I recently re-observed something I previously looked into in 2023. Every couple of hours, at seemingly random intervals and times, my peers (i.e. the whole network) starts sending a spike in addresses. When I looked into it in 2023, these were mostly “bad” (i.e. i couldn’t connect to them).
I re-observed this when looking at the rate of addresses my Bitcoin Core nodes announces to the peer-observer custom measurement client (p2p-extractor). All of my nodes, which aren’t connected to each other, spiked in addresses gossiped to the p2p-extractor (which is connected via a -addnode manual outbound connection).
The screenshot below shows two spikes I observed in the last 12 hours across all of my nodes. I haven’t checked if these are still mostly “bad” addresses.

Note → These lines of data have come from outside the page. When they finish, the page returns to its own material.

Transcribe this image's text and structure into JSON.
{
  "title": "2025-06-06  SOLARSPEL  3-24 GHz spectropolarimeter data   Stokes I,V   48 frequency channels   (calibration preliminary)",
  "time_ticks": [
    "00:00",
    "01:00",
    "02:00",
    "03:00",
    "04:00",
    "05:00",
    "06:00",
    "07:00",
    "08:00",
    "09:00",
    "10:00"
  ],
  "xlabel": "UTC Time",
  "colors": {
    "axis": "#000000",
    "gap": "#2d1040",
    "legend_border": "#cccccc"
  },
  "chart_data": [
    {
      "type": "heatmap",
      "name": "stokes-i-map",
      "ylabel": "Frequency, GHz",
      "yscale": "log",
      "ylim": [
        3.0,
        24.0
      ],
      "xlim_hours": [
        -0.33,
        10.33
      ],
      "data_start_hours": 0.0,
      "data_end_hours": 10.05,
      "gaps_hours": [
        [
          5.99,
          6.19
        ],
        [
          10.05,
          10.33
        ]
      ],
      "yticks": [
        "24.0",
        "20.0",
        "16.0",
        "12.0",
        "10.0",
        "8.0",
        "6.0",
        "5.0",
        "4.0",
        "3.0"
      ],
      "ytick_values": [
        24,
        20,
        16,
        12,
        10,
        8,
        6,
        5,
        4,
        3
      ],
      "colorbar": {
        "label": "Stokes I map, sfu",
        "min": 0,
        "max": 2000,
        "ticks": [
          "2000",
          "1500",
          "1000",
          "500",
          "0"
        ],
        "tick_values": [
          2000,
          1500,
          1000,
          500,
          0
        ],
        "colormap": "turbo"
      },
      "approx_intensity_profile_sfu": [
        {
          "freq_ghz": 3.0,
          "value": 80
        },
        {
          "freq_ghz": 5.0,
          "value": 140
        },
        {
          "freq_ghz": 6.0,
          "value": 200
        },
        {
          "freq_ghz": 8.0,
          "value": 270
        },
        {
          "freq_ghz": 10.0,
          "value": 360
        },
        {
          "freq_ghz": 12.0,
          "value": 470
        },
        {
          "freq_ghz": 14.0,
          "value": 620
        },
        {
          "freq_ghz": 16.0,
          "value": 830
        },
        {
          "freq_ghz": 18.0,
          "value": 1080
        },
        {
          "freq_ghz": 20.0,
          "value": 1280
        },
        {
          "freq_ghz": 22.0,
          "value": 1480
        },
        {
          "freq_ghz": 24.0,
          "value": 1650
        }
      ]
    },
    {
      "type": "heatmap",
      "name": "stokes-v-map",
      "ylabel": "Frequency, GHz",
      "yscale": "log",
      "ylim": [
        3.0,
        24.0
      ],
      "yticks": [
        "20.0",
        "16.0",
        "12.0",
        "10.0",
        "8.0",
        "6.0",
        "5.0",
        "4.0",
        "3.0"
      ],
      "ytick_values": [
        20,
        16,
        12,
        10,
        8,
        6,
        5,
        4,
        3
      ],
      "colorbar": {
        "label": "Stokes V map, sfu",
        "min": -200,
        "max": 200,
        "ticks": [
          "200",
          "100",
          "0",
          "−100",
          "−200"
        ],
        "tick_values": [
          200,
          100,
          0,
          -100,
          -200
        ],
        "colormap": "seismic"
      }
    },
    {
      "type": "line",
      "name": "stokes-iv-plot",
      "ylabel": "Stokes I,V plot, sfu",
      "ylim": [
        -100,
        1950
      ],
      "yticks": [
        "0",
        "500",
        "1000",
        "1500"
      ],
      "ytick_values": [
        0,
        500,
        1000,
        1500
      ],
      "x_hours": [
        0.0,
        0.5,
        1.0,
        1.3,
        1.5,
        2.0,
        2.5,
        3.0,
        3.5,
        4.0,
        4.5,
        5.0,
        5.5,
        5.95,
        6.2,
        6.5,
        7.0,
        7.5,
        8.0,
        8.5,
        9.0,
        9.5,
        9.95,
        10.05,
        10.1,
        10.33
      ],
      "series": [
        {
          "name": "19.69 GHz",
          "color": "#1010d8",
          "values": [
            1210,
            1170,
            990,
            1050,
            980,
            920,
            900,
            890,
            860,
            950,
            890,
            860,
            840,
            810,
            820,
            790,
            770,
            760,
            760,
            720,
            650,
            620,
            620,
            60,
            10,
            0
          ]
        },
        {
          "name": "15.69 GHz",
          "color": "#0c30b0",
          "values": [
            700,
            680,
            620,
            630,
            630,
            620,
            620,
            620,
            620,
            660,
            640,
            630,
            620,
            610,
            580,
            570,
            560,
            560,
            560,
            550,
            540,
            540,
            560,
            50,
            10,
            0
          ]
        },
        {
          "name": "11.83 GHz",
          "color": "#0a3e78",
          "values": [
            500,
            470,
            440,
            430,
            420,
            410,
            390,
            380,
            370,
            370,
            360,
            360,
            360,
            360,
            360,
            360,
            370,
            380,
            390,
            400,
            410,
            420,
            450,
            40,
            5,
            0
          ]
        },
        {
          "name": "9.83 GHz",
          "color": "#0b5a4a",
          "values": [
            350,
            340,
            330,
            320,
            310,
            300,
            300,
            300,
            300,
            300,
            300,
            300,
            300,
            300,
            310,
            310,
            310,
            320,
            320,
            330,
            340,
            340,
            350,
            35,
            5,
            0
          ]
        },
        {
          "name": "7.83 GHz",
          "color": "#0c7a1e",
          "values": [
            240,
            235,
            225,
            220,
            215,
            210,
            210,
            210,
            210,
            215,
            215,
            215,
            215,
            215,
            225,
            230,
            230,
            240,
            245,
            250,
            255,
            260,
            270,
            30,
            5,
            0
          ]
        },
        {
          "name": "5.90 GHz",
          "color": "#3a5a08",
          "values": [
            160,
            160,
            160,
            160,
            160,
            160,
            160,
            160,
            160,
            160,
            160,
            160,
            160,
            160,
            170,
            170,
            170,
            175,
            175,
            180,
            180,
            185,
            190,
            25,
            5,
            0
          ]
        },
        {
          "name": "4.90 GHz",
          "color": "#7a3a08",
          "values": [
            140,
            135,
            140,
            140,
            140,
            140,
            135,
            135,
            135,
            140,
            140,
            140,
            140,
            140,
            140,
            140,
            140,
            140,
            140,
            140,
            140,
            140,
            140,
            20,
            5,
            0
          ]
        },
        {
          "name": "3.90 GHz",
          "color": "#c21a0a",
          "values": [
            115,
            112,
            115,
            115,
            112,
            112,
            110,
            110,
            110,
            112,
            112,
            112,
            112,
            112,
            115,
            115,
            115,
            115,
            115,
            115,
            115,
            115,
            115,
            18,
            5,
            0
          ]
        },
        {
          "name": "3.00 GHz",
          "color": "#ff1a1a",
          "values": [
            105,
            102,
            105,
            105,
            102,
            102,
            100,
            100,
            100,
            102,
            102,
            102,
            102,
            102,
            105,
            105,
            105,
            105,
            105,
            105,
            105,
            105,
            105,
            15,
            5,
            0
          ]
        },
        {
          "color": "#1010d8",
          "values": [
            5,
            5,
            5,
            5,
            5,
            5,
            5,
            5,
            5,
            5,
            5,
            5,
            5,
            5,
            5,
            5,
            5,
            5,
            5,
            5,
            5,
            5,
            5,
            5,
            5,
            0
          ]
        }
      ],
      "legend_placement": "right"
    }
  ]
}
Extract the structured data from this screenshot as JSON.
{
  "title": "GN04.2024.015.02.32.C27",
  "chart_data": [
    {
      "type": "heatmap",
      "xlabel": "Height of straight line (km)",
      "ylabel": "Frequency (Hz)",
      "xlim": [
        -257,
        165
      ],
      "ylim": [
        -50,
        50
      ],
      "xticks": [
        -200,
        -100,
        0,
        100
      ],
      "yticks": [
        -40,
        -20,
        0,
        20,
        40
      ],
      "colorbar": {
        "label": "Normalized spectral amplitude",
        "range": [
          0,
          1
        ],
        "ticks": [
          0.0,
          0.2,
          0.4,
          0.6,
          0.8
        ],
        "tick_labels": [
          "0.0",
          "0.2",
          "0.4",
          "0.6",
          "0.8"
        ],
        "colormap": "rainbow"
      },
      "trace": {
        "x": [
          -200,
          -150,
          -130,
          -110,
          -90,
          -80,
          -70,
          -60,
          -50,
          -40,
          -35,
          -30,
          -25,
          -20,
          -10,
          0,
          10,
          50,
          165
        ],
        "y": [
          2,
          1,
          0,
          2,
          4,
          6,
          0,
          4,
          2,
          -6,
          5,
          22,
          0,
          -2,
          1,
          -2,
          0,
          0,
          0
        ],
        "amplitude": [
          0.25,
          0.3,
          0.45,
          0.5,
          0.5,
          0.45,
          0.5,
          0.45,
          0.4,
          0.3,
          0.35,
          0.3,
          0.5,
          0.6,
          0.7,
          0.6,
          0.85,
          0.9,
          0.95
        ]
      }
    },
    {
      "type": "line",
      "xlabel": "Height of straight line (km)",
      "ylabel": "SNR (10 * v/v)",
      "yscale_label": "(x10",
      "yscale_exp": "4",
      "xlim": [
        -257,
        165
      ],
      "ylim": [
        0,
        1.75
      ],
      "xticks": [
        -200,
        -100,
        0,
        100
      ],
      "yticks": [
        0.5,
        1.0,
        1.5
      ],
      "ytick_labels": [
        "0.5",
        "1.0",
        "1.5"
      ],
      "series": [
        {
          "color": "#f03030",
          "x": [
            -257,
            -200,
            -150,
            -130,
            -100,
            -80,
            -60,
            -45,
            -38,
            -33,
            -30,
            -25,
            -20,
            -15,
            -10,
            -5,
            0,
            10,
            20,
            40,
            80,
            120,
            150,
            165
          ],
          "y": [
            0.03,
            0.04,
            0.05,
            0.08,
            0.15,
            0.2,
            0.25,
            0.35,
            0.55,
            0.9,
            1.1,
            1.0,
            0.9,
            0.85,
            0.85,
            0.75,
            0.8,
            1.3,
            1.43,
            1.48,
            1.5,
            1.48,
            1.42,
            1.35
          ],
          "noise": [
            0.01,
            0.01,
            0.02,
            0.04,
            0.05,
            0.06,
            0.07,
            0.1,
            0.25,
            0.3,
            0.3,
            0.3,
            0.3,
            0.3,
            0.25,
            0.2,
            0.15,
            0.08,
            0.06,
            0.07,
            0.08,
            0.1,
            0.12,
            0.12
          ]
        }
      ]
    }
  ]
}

These are two plots from March 2023 I did back then. On the y-axis is peer_id (higher id/newer connections are further up). On the x-axis is time. Red indicates a “bad” address (I can’t connect to it) and green indicates a “good” address which I can connect to and do a version handshake.
all of our peers send us more addresses at (there’s less white space to see)
most of the addresses are “bad” (there’s more red dots to see)
during the spike, we get inbound connections at a higher rate and they are mostly short-lived and send us a few bad addresses (the red dots without any other addresses afterwards)
I’ve yet to check if the recent spikes still show the same behavior. I do have a fair bit of historical data on this though.